My assembled “cabinet” rolled their eyes in astonishment.

“Father, are you crazy?” asked Hurd, with a look of despair.

“Not much,” I replied.

“Now,” I continued, “I see the show is too big to drag from village to village by horse power, and I have long suspected it would be, and have laid my plans accordingly. I will immediately telegraph to all the principal railroad centres between here and Omaha, Nebraska, and within five days I will tell you what it will cost to transport my whole show, taking leaps of a hundred miles or more in a single night when necessary, so as to hit good-sized towns every day in the season.

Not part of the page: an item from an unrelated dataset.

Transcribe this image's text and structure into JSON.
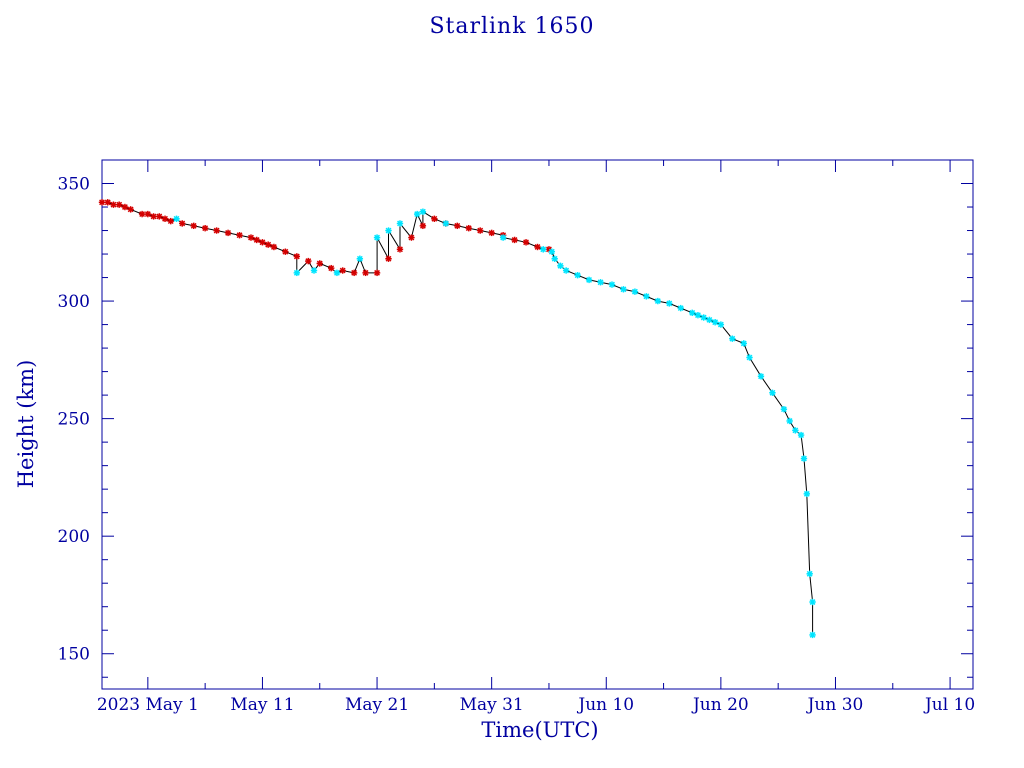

If I can do this with sixty or seventy freight cars, six passenger cars and three engines, within such a figure as I think it ought to be done for, I will do it.”

The “cabinet” adjourned for five days, and it was worth something to see how astonished, and apparently pleased, the various members looked as they withdrew.

At the appointed time all met again. The railroad telegrams were generally favorable, and we, then and there, resolved to transport the entire Museum, Menagerie and Hippodrome, all of the coming season, by rail, enlisting a power which, if expended on traversing common wagon roads, would be equivalent to two thousand men and horses.

If life and health are spared me till another spring, I will report the result of thus setting on foot a mighty “army with banners.” But if it is wisely appointed that some other hand shall record it, I confidently trust that the American public will bear witness that I found great pleasure in contributing to their rational enjoyment.